Friday, September 3, 2010

Cricket Down the Drain

Once again, cricket is plunged into scandal and controversy by a betting scheme. The game whose very name is a byword for fair play is once again maligned. Gideon Haigh as always is insightful in pointing out the endemic problems in the administration of the game and the social inequities that lead some teams to be more susceptible than others.

Now, I am not naive enough to think that cricket has never been sullied by poor behaviour or poor sportsmanship. A hundred years ago, W. G. Grace was quite a rotter in many respects; as money-hungry a specimen as any modern-day gouger. And I am sure that some of the poorly paid cricketers who gave up jobs to go on tour were tempted by the bookmakers' chequebooks.

What makes me wonder is the phenomenon of spot fixing. That this ball will be a no ball, or that player will come in earlier in the order in a 20-20 match. Obviously a game like cricket is ripe for this kind of side-betting, and quite often it seems that this kind of thing can be done without affecting the outcome of a game. It is apparent to me that so many other sports could be prone to this kind of thing, too.

In baseball, the third pitch of the second inning will go in the dirt, or be a change-up. The pitcher will try a pick-off at first 3 times in a row, not two. In snooker, instead of clearing the colours, a player will miss the blue. The green will be potted at least once in the top left corner.
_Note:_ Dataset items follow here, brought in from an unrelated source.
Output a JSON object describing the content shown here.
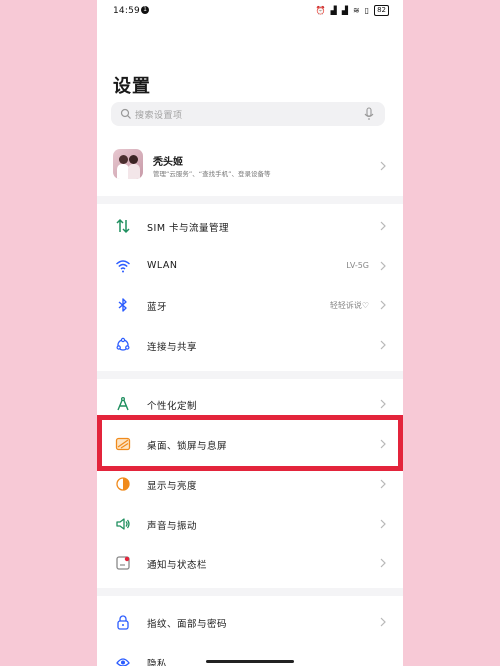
{
  "status_bar": {
    "time": "14:59",
    "notification_badge": "1",
    "icons": [
      "alarm-icon",
      "signal-icon",
      "signal-icon",
      "wifi-icon",
      "vibrate-icon"
    ],
    "battery": "82"
  },
  "header": {
    "title": "设置"
  },
  "search": {
    "placeholder": "搜索设置项"
  },
  "profile": {
    "name": "秃头姬",
    "subtitle": "管理“云服务”、“查找手机”、登录设备等"
  },
  "groups": [
    {
      "items": [
        {
          "label": "SIM 卡与流量管理",
          "value": "",
          "icon": "sim-data-icon",
          "color": "#1f8f5f"
        },
        {
          "label": "WLAN",
          "value": "LV-5G",
          "icon": "wifi-icon",
          "color": "#2b5cff"
        },
        {
          "label": "蓝牙",
          "value": "轻轻诉说♡",
          "icon": "bluetooth-icon",
          "color": "#2b5cff"
        },
        {
          "label": "连接与共享",
          "value": "",
          "icon": "share-connection-icon",
          "color": "#2b5cff"
        }
      ]
    },
    {
      "items": [
        {
          "label": "个性化定制",
          "value": "",
          "icon": "personalize-icon",
          "color": "#1f8f5f"
        },
        {
          "label": "桌面、锁屏与息屏",
          "value": "",
          "icon": "wallpaper-icon",
          "color": "#f08a1c",
          "highlighted": true
        },
        {
          "label": "显示与亮度",
          "value": "",
          "icon": "brightness-icon",
          "color": "#f08a1c"
        },
        {
          "label": "声音与振动",
          "value": "",
          "icon": "sound-icon",
          "color": "#1f8f5f"
        },
        {
          "label": "通知与状态栏",
          "value": "",
          "icon": "notification-icon",
          "color": "#e3243b"
        }
      ]
    },
    {
      "items": [
        {
          "label": "指纹、面部与密码",
          "value": "",
          "icon": "lock-icon",
          "color": "#2b5cff"
        },
        {
          "label": "隐私",
          "value": "",
          "icon": "privacy-icon",
          "color": "#2b5cff"
        }
      ]
    }
  ],
  "colors": {
    "highlight_border": "#e3243b",
    "background": "#f7c9d6"
  }
}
In American football, the offensive team "accidentally" lets the clock run out on a play.

It goes on and on. I can conjure up dozens of examples like this, and in places where people will bet on two flies crawling up a window, I am sure that this kind of thing goes on. Thus, how easy is it to convince a player to cooperate for a cut of the action? Now a major-league pitcher on millions a year would usually not be vulnerable. But how about a first-year rookie on minimum wage? "Come on, you aren't throwing the game. You are just going to do the following small thing, nobody will know, and you are in for 20%". And indeed, how do you detect things like this? Unless a participant gets stupid, or somebody talks, that wild pitch, that unusual call will sail on by, unremarked, while somewhere, someone gets swindled.

I suppose in a jurisdiction where spot betting is legal, so be it. People are free to throw their money away, and bet on whatever they want. But it seems to me that spot betting is so open to undetected manipulation, that an honest punter has an even chance that they will get done over as comprehensively as if the croupier had handed over a pair of loaded dice.